By Michael Ford - NOAA National Marine Fisheries Service,
Lora Clarke - NOAA National Marine Fisheries Service,
and Stephanie Oakes - NOAA National Marine Fisheries Service
While the NOAA Ship Okeanos Explorer makes its way from Hawaii, mapping the deep ocean, it will have a shadow. A small, towed vehicle (Figure 1) called a Continuous Plankton Recorder (CPR) will always be about 70m behind the ship and just 10m below the waves – for more than 2000 nm. While moving, seawater enters the nose of the CPR and is filtered through a slowly advancing strip of silk mesh, which captures plankton. This will be the second time the Okeanos has towed this CPR. Just a month ago, the CPR was towed for 3146 nm from Guam to Honolulu. The global range of the Okeanos Explorer provides a unique opportunity to constantly sample across large portions of the Pacific. A good source of plankton data from previous surveys shows that this transect will cut across a rarely sampled region (Figure 2).
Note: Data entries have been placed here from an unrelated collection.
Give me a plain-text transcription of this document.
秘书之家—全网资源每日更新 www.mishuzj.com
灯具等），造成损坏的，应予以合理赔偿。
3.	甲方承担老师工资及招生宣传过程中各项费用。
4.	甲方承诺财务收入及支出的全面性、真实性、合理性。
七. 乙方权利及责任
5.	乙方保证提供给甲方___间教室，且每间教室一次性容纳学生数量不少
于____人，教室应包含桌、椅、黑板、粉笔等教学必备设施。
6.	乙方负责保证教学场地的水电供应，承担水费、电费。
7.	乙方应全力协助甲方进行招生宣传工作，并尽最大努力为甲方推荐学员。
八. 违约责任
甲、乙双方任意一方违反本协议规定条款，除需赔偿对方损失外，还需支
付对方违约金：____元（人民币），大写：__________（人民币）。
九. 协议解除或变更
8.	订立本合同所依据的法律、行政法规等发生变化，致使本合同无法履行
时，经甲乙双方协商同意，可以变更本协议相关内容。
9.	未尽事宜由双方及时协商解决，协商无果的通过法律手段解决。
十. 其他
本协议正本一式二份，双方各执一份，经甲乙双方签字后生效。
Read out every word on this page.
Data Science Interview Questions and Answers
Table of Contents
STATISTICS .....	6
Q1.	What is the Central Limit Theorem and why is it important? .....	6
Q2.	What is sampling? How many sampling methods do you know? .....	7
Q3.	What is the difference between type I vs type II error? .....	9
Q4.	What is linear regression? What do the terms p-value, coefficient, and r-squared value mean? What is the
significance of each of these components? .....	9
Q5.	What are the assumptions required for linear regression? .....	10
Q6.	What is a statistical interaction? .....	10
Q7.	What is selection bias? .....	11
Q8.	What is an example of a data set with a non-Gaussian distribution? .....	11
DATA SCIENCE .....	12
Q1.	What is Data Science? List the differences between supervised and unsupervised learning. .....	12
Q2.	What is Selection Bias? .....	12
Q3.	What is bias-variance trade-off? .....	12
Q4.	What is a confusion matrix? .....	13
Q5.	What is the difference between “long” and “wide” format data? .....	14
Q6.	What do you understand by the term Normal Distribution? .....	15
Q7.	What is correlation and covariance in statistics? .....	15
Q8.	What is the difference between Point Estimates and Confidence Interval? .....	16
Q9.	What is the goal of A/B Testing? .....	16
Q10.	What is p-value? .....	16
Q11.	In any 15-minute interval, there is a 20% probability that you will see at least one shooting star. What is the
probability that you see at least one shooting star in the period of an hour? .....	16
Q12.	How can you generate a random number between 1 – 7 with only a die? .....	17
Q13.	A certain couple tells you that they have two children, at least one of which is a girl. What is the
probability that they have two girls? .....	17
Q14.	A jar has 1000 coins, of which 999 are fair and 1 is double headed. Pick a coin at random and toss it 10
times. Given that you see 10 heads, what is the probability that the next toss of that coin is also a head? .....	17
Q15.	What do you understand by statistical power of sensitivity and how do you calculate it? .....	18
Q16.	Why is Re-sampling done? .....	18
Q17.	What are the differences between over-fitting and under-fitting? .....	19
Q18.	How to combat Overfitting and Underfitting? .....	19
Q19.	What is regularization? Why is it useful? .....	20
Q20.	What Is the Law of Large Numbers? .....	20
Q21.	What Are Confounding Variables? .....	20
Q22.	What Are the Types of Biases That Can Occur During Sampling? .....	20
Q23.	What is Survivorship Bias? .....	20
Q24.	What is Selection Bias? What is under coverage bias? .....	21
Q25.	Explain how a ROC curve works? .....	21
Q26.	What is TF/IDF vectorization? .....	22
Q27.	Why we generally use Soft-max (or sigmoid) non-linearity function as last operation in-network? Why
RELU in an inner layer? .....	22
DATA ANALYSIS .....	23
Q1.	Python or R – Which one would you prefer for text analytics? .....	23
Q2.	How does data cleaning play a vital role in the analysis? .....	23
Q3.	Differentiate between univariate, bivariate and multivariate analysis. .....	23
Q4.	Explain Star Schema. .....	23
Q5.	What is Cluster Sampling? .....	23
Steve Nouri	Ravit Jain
Data on the density and species diversity of plankton will provide insights on how this open ocean system works. Of special interest is the trend in these quantities as the transect moves from island to island and then approaches the US west coast. How many changes will there be in species composition? Will we see distinct ranges for certain species? Will we find any new species? Also, looking at the background physical oceanography of the Pacific, more could be learned about the relationship between physics and plankton. Right now, this part of the Pacific Ocean is experiencing sea surface temperatures of about 0.5 – 1.0 C below the average for the region – consistent with a developing La Nina.
The collection of plankton from over 5100 nm of the Pacific is only half the work. Once the plankton-impregnated silk mesh strips (Figure3) are taken off the ship, they are sent to the laboratory to identify and count the plankton. The quality of this step is just as important as the care that is taken in running the CPR. Once fully quantified, hundreds of tables of species data will be used to reconstruct the entire transect, describing the number and species of plankton along a line from Guam to the US West Coast.
The ship's course to the US West Coast will take it through an area from 150 W to 130 W, commonly referred to as the ‘garbage patch’ or the ‘plastic gyre’. Towing the CPR through this feature will allow us to begin to understand the nature of the plankton community that lives there (Figure 4). Once the species are known, connections between the presence of plankton and possible consumption of plastic micro-particles can be made. These connections will allow a better description of the impact that the plastic has on the open ocean food chain, including fish eaten by humans.